In its March 2014 report to Congress, the Medicare Payment Advisory Commission (MedPAC) recommended that Medicare Advantage plans assume both the clinical management and financial responsibility of the hospice benefit (hospice would be ‘carved-in’ to Medicare Advantage plans).
“Should the MHB be changed to a ‘carved-in’ benefit, patients, families caregivers, the hospice community and Medicare will be significantly and negatively impacted,” said J. Donald Schumacher, NHPCO president and CEO.
Choice would be limited
Currently, a MA patient is free to enroll in any Medicare certified hospice program. Under the ‘carve-in’, the patient would be directed to a MA contracted hospice giving the patient and family less choice.

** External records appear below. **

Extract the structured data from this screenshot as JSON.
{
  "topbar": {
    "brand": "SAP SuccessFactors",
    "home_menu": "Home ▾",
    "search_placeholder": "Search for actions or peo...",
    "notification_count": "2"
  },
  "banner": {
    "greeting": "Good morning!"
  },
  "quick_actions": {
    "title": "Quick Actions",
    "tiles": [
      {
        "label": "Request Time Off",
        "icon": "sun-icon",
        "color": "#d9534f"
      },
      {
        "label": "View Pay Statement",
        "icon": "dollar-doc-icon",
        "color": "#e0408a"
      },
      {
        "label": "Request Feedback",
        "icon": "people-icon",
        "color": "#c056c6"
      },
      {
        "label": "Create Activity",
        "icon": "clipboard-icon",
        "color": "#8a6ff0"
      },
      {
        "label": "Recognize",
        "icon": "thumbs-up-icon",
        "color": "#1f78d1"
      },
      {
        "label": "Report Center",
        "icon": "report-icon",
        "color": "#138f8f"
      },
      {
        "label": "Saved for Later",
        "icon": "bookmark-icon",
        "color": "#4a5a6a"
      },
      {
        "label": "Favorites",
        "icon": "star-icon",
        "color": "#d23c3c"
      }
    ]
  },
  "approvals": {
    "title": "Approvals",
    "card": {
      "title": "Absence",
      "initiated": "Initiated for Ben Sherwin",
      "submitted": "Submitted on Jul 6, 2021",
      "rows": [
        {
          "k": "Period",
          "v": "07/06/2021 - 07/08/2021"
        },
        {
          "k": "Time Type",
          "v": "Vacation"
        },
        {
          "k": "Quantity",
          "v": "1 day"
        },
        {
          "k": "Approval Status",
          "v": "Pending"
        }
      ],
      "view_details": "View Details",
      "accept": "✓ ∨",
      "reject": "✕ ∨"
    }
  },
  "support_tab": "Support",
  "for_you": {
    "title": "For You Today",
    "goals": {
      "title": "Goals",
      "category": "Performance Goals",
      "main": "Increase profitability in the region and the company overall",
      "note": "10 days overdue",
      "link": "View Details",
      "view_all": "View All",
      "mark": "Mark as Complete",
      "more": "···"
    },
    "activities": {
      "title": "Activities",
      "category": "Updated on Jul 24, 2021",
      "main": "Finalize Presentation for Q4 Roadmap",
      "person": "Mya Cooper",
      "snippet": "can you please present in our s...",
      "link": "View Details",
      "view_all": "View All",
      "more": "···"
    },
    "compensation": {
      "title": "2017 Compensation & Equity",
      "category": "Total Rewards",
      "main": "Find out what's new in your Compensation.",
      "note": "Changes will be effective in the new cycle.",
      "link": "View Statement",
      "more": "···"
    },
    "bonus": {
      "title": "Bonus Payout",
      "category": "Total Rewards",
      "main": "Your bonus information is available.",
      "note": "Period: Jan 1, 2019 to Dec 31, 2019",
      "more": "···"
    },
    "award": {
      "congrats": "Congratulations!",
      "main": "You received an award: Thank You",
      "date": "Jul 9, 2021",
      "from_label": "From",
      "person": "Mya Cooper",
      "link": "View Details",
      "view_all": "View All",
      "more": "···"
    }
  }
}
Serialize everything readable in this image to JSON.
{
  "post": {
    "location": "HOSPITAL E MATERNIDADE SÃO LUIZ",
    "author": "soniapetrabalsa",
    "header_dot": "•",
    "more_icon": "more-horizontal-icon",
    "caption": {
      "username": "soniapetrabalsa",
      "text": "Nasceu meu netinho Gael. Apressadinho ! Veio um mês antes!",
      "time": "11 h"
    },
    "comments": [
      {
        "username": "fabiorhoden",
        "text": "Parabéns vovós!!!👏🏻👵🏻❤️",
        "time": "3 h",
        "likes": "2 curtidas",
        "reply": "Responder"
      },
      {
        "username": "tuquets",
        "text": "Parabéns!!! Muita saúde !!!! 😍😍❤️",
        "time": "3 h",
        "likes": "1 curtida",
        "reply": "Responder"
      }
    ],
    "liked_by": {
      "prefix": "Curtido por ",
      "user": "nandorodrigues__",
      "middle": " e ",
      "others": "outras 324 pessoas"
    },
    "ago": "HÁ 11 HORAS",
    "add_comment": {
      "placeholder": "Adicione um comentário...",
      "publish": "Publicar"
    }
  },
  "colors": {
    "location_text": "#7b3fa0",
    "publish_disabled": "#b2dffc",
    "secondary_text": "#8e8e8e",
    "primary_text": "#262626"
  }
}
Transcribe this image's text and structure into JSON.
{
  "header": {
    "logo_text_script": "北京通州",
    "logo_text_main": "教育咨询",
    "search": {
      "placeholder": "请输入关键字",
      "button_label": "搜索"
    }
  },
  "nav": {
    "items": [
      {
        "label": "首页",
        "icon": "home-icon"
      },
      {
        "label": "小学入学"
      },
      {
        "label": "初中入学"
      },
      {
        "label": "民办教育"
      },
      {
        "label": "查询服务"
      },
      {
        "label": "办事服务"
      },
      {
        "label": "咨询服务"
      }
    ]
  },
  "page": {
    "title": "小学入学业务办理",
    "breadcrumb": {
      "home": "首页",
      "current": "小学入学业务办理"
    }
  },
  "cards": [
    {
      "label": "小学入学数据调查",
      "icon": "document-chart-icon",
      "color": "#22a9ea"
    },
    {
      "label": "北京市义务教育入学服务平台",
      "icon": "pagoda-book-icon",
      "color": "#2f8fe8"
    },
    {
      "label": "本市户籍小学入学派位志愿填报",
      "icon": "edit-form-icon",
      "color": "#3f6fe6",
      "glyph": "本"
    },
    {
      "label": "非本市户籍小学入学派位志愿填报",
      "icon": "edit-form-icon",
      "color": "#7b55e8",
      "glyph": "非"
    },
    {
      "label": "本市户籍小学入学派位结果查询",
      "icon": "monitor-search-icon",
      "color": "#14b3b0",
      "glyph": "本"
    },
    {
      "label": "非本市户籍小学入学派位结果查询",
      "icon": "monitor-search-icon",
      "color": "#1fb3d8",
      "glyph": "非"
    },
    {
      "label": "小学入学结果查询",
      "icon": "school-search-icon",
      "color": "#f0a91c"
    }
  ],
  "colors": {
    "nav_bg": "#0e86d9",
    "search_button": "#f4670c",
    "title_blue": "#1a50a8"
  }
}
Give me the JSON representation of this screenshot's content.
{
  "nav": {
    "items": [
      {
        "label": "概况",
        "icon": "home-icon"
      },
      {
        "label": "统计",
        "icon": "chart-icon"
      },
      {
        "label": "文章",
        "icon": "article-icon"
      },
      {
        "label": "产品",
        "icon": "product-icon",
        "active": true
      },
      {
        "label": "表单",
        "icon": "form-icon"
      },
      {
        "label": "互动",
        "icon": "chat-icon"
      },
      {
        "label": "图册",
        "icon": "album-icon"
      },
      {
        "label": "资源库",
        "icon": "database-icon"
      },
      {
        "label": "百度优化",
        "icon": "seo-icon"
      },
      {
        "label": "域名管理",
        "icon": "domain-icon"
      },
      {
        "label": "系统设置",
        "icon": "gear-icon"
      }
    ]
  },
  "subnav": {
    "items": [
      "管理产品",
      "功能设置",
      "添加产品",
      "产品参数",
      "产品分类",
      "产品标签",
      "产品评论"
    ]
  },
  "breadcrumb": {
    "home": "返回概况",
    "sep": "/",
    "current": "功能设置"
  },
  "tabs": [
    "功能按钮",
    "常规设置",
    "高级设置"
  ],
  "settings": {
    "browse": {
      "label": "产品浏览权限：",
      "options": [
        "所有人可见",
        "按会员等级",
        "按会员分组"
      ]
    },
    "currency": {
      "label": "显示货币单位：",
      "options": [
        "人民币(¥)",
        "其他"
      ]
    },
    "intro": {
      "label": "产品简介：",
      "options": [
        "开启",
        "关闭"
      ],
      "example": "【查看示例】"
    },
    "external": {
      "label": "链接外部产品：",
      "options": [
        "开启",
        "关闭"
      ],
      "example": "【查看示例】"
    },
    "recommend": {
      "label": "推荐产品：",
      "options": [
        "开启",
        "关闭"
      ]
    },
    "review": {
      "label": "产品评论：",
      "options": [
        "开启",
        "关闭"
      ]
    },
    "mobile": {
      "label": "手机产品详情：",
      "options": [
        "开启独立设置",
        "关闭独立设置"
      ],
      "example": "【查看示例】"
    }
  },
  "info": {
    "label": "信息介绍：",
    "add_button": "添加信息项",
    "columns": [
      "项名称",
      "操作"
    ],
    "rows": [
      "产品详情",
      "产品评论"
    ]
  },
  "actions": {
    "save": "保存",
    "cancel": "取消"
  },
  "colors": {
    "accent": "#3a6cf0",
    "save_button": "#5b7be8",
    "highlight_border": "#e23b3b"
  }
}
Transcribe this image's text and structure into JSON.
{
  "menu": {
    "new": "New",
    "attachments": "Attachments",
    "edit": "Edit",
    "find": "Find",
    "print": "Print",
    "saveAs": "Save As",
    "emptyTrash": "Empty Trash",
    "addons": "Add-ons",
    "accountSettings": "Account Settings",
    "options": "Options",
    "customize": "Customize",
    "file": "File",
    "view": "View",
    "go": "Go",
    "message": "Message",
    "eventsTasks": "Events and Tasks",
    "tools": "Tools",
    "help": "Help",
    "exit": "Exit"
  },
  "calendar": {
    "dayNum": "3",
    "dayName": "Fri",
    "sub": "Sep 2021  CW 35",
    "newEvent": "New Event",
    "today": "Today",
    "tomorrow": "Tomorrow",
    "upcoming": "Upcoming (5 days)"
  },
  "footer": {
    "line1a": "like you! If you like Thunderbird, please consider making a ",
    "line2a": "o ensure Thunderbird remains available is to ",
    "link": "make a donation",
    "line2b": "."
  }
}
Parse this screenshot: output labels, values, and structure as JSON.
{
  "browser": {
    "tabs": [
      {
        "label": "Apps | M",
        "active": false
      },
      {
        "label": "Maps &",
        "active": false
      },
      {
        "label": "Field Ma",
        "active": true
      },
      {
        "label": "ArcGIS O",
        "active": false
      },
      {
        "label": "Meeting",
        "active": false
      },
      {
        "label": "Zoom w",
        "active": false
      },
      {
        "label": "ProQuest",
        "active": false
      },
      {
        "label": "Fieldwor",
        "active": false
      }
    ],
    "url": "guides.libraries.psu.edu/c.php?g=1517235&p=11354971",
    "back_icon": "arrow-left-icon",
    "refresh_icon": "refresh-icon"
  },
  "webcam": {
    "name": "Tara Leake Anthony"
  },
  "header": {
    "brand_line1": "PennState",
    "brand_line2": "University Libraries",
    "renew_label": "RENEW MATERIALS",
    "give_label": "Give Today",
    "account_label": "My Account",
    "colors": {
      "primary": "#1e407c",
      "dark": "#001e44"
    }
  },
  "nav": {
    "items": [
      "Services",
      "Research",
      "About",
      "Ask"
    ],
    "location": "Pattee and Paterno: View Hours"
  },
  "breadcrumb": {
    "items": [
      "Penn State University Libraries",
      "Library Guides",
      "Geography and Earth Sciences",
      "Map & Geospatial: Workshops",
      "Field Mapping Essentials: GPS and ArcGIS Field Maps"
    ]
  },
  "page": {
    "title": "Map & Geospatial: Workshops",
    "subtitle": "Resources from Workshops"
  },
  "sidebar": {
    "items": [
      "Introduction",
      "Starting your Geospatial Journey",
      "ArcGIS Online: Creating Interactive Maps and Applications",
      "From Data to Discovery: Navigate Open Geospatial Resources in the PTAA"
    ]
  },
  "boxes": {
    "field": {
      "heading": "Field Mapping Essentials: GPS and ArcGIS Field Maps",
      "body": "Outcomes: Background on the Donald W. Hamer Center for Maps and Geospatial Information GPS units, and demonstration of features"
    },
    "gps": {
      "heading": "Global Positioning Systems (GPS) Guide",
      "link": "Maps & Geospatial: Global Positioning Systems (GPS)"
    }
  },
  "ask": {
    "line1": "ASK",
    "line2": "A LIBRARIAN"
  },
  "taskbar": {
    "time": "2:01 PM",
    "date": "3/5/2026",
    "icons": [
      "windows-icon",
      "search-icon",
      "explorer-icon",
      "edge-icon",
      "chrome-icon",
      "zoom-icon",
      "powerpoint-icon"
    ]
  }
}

“End of life care is a deeply personal experience. It is both unreasonable and insensitive to require families to conform their needs and preferences to those of a MA plan,” noted Schumacher.
Potential financial burden to patients
The MedPAC recommendation opens the possibility for MA plans to require additional co-payments or other cost-sharing for hospice. Such financial burdens are minimal under the current system.
“By their very design MA plans are concerned about risks and the bottom line. By advancing this recommendation, MedPAC seems to find it an acceptable risk for financial incentives to shape or even limit hospice choice and quality,” said Schumacher.
Hospice ‘carve in’ would cost Medicare $1.3 billion
Under the current system, hospice saves Medicare an average of $2,309 per beneficiary enrolled (Duke, 2007). The ‘carve-in’ would create additional costs for Medicare.
According to a new study by Avalere Health (PDF), commissioned by NHPCO, the MedPAC proposed ‘carve-in’ of hospice would cost Medicare an alarming $1.3 billion over a ten-year budget window.
Negative impacts on hospices
Hospices contracting with MA plans would not be assured of the baseline reimbursement rates established under Medicare. At a time when MA plans are under immense financial pressure, the carve-in would surely leave hospices vulnerable to further reimbursement cuts.
Reduction in reimbursement would force hospices to re-evaluate staffing and devote valuable resources to maintaining the administrative infrastructure required to support ongoing communication, billing and data reporting with the MA plan.
These additional burdens would put many hospices, especially smaller and rural programs, at a competitive disadvantage, and could further limit access to compassionate end of life care in underserved communities.